How goodwill can affect both your company’s and your personal value

What impact would your departure have on the performance of your business? Would it suffer or could you be easily replaced? The skills you’ve honed and the reputation you’ve earned are all part of the goodwill you have accumulated.

The value of goodwill is a concept that may confuse many business owners. Richard Squar, the tax & litigation support director of Glenn M. Gelman & Associates, says the confusion stems from the proper way to categorize and value intangible assets.

“In many cases, goodwill is only attributable to the business,” Squar says. “However, in some cases goodwill may be attributable to the owner personally — which creates major financial implications for business sales, taxes and the separation of marital assets in divorce proceedings. Imagine paying more in a divorce on the value of your business for your personal goodwill.”

Those implications are handled differently from state to state. In fact, some states have yet to adopt a hard, fast rule for personal goodwill, instead judging each situation on a case-by-case basis.

Smart Business learned more from Squar about how goodwill affects you and your business.

What is goodwill?

There are tangible assets and intangible assets in every company. Tangible assets are things like cash, accounts receivable, inventory and equipment — things you can quantify. Next, you calculate net tangible assets, which are tangible assets minus liabilities.

Then there are intangible assets. They are the difference between the value of the business and those net tangible assets. That is commonly called goodwill. Goodwill can include patents, customer lists, brand names, leases, proprietary software.

Does every business have personal goodwill as a part of its value?

Usually you’ll find that personal goodwill will be in professional practices, like accountants, doctors or attorneys. In those cases, personal goodwill is linked to the business owner, and usually something that can’t be transferred to a buyer of the company. It’s a function of the owner’s reputation, skills and personal efforts.

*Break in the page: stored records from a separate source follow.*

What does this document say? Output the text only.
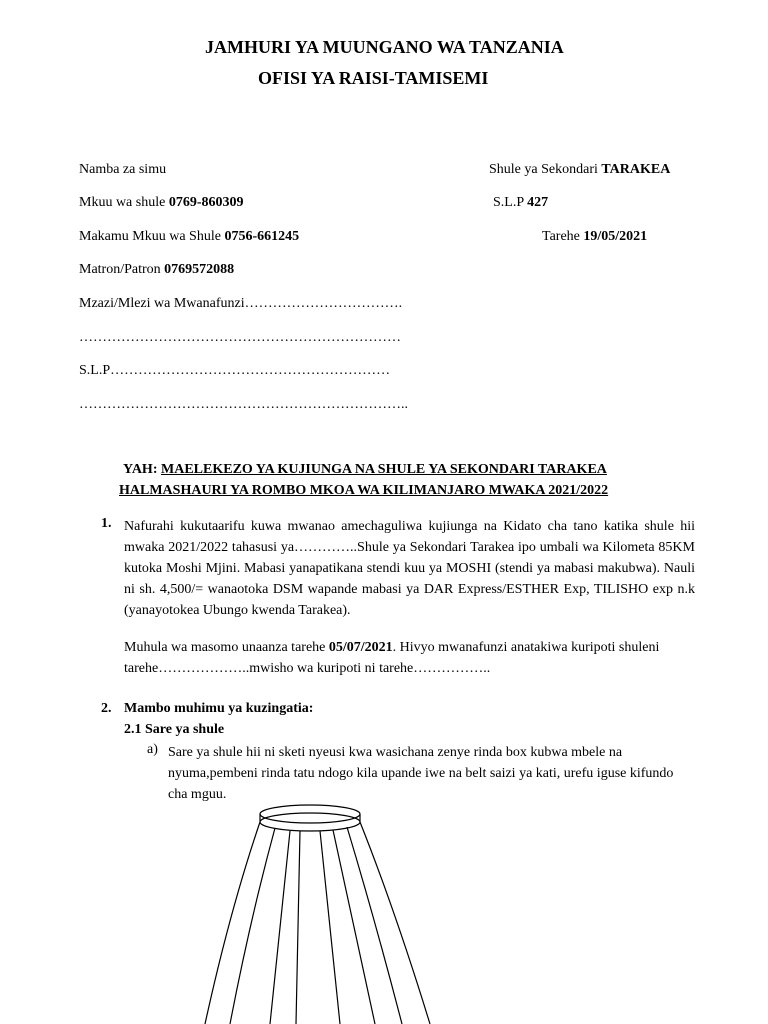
JAMHURI YA MUUNGANO WA TANZANIA
OFISI YA RAISI-TAMISEMI
Namba za simu
Mkuu wa shule 0769-860309
Makamu Mkuu wa Shule 0756-661245
Matron/Patron 0769572088
Shule ya Sekondari TARAKEA
S.L.P 427
Tarehe 19/05/2021
Mzazi/Mlezi wa Mwanafunzi…………………………….
……………………………………………………………
S.L.P……………………………………………………
……………………………………………………………..
YAH: MAELEKEZO YA KUJIUNGA NA SHULE YA SEKONDARI TARAKEA
HALMASHAURI YA ROMBO MKOA WA KILIMANJARO MWAKA 2021/2022
1. Nafurahi kukutaarifu kuwa mwanao amechaguliwa kujiunga na Kidato cha tano katika shule hii mwaka 2021/2022 tahasusi ya…………..Shule ya Sekondari Tarakea ipo umbali wa Kilometa 85KM kutoka Moshi Mjini. Mabasi yanapatikana stendi kuu ya MOSHI (stendi ya mabasi makubwa). Nauli ni sh. 4,500/= wanaotoka DSM wapande mabasi ya DAR Express/ESTHER Exp, TILISHO exp n.k (yanayotokea Ubungo kwenda Tarakea).
Muhula wa masomo unaanza tarehe 05/07/2021. Hivyo mwanafunzi anatakiwa kuripoti shuleni tarehe………………..mwisho wa kuripoti ni tarehe……………..
2. Mambo muhimu ya kuzingatia:
2.1 Sare ya shule
a) Sare ya shule hii ni sketi nyeusi kwa wasichana zenye rinda box kubwa mbele na nyuma,pembeni rinda tatu ndogo kila upande iwe na belt saizi ya kati, urefu iguse kifundo cha mguu.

Personal goodwill also creates a problem in divorce cases, because personal goodwill has a major effect on the future earning capacity of a company. Look at what cash flow is supposed to happen in the future for a company, project that and then mathematically determine what the present value is. If goodwill is a function of the future earning capacity and future earnings are what are used to compute what a spouse gets as an award for maintenance or alimony, some states recognize that as a ‘double dip.’ The business owner is saying, ‘Why should you count this personal goodwill in my business’s value and give my spouse a portion of that and count that same thing again to give a portion for alimony?’ One is a split of assets due to the value of the business, and the other is a split of income.